With our primary client base being FIs, we understand and have lots of conversations about the requirements for ADA website accessibility. This summer, the DOJ threw a curveball to site owners. They made the early announcement that they are placing the regulations on their inactive list. This means that there will be no definitive laws and regulations surrounding website usability in the foreseeable future. Without the additional guidance we are starting to have more and more, “Now what?” “Do we need to worry about accessibility?” “Do we need to do more.” The short answer is: all websites need to continue to strive to be accessible.
First, it’s the right way to be. The guidelines are there to ensure that everyone can access and understand the content on your website. The removal of any barriers ensures that everyone can use your site without limitation. Many of the recommendations adhere to basic best practices of web design. As a business owner, making your content and tools accessible to anyone when they want or need to use them, you are not only doing a service to everyone, but you are being an institution that people will want to work with.

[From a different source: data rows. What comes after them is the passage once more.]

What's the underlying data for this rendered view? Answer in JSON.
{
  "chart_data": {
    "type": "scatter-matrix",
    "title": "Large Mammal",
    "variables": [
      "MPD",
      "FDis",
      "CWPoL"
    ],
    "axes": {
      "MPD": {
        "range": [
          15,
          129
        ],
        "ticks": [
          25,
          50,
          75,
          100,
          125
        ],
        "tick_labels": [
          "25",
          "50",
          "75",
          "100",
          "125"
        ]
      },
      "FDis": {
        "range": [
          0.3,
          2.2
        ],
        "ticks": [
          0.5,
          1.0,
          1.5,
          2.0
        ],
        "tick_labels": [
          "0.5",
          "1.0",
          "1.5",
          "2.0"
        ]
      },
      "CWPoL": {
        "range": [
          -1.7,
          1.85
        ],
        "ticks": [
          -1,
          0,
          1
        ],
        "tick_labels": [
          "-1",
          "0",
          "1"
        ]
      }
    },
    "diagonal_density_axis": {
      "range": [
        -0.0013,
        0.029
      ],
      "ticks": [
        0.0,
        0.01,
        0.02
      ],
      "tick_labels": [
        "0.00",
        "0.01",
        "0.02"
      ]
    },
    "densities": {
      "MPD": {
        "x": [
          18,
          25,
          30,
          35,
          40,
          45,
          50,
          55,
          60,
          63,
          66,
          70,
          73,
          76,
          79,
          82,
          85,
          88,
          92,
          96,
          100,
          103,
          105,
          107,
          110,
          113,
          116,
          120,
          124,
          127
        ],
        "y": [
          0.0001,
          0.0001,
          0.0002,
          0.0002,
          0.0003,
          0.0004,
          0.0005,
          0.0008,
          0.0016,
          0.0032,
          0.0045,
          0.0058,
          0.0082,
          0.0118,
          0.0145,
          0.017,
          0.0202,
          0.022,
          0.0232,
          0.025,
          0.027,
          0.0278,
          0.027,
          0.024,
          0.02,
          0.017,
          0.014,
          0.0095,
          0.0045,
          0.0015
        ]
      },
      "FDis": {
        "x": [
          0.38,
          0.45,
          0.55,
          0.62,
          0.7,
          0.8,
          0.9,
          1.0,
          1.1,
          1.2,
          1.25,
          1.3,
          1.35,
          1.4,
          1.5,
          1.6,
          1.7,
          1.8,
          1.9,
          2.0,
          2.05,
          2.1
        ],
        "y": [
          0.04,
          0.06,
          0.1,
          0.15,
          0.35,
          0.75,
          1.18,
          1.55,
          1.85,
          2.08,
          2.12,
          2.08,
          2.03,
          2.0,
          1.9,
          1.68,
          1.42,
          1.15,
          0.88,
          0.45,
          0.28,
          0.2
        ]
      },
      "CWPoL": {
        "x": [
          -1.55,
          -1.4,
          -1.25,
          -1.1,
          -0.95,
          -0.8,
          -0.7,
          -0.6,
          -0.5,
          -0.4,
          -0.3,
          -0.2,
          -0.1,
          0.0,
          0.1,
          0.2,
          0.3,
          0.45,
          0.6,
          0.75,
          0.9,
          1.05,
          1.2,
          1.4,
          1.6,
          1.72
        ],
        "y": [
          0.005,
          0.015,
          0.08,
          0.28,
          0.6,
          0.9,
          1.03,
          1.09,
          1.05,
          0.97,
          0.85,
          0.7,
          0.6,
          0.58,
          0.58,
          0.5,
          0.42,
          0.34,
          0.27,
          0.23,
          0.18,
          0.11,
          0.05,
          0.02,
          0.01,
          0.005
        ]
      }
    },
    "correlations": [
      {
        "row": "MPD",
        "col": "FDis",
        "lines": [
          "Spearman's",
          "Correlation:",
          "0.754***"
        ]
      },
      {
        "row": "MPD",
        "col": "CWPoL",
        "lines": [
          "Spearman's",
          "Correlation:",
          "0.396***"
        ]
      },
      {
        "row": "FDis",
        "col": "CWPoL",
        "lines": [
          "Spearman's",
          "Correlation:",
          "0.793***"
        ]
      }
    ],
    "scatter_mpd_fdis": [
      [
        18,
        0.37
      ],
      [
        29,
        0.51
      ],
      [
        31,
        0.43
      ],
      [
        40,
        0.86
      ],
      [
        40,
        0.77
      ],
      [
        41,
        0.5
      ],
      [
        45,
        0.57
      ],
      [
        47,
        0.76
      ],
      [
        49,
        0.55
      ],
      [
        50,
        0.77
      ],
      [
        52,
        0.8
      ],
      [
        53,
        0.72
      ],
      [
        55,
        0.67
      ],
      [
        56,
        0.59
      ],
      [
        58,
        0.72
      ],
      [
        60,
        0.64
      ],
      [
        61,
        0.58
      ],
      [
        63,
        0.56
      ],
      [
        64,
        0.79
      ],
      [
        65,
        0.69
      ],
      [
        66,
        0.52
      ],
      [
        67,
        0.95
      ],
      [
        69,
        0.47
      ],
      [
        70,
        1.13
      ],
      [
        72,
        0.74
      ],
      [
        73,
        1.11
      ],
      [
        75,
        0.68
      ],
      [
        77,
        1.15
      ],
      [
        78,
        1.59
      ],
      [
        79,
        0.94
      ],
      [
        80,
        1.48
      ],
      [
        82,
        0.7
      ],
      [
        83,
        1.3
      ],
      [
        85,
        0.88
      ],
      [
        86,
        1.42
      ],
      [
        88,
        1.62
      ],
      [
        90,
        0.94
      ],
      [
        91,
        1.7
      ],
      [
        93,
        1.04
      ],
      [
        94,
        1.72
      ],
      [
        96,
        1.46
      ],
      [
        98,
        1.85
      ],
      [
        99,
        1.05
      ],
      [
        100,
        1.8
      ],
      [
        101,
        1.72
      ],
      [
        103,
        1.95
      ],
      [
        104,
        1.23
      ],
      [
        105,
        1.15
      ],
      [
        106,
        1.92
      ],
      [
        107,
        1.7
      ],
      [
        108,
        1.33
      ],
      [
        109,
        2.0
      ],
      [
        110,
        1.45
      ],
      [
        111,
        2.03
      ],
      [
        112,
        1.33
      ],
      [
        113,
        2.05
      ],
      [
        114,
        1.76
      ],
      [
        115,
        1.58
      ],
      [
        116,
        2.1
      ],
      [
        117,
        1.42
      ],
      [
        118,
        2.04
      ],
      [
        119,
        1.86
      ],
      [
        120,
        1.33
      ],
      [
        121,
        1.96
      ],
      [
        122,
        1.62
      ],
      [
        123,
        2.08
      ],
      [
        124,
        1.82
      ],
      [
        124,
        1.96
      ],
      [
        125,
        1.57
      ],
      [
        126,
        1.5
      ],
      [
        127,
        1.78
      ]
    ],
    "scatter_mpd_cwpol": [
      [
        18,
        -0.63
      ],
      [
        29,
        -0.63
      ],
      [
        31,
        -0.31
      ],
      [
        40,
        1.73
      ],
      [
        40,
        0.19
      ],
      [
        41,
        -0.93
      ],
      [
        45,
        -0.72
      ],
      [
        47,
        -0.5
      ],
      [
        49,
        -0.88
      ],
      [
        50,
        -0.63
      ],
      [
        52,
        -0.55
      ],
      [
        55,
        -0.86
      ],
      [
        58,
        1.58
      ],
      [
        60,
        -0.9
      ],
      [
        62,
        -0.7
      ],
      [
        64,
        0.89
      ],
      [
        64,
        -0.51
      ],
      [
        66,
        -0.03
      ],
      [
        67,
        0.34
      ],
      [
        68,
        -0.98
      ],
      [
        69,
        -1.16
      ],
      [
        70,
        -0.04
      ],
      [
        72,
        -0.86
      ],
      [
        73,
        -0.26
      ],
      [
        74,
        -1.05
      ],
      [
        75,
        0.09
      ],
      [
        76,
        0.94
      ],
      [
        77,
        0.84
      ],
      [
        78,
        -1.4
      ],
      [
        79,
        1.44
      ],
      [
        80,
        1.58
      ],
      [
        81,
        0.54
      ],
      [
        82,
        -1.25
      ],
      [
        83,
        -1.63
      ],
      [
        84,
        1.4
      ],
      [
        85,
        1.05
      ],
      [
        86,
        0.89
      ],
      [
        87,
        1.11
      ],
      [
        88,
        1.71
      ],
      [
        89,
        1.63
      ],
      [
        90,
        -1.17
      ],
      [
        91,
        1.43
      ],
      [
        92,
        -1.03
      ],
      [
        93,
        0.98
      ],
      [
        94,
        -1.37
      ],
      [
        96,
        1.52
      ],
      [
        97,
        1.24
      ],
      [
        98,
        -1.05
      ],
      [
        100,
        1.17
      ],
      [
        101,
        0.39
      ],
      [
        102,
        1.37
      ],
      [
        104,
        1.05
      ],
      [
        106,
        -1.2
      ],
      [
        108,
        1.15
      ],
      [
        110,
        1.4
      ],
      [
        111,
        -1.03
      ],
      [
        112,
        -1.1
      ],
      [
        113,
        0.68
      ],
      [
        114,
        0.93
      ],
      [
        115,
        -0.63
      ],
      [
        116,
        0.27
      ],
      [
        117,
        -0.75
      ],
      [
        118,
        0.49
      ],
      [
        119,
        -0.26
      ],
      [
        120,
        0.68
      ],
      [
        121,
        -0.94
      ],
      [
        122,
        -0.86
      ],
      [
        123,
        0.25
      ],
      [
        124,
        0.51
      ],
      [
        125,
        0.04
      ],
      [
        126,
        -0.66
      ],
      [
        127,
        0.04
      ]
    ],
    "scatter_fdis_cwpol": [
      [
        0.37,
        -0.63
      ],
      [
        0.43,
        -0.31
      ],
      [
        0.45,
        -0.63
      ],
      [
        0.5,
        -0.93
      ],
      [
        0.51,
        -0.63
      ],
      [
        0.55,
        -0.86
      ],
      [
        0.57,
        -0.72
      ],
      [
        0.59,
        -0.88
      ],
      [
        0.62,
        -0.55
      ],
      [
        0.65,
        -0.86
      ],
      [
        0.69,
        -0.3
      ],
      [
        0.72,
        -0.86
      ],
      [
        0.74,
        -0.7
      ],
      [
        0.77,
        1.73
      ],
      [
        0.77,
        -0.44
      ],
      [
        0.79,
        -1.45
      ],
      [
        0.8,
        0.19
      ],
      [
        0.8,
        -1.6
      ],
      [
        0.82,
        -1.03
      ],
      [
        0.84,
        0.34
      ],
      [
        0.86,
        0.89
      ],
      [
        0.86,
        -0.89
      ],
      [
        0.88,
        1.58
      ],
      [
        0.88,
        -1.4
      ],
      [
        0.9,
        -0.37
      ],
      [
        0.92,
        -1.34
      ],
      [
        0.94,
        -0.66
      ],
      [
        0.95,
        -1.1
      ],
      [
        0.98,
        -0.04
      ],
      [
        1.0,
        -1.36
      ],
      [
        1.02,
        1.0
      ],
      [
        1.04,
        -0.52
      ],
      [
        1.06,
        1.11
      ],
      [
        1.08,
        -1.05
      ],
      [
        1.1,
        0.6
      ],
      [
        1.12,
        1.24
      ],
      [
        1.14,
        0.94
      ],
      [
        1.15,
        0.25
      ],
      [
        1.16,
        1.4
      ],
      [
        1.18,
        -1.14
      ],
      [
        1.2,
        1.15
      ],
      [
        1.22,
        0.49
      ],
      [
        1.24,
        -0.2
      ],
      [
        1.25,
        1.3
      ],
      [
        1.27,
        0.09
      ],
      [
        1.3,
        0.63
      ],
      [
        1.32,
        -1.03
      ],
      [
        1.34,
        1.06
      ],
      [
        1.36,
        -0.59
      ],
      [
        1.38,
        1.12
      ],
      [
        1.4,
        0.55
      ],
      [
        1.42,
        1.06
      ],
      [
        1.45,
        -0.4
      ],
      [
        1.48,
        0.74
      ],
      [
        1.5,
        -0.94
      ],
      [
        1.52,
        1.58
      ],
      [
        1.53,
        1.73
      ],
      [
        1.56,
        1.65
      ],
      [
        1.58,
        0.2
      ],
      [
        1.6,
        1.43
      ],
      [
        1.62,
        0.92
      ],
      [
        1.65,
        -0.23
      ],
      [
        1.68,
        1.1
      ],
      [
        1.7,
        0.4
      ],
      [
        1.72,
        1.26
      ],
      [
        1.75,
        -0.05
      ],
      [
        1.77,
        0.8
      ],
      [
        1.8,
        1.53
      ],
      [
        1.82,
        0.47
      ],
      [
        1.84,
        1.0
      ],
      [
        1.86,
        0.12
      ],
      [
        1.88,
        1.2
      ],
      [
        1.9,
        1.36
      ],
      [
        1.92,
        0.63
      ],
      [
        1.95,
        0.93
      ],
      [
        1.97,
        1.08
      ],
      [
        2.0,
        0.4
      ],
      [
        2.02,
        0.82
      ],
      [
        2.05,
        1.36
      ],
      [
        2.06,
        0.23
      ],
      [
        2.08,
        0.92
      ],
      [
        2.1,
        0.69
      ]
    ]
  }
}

Second, not complying with the guidelines could cost you, lots. While it is not a current focus of the DOJ, their announcement will in no way stop accessibility lawsuits, or law firms who are targeting websites to sue. In fact, the opposite may be true. Given several large companies settling lawsuits, and the decision against Winn-Dixie in the courts, lawsuits are actually likely to increase.
If you needed to implement better ADA accessibility features before this summer, you still do. Stay on the path of working to ensure that your site incorporates the required and many of the recommended features. If you are unsure how accessible your site, there are checklists and audits that we can run against your existing site to see if your site is compatible, or at risk.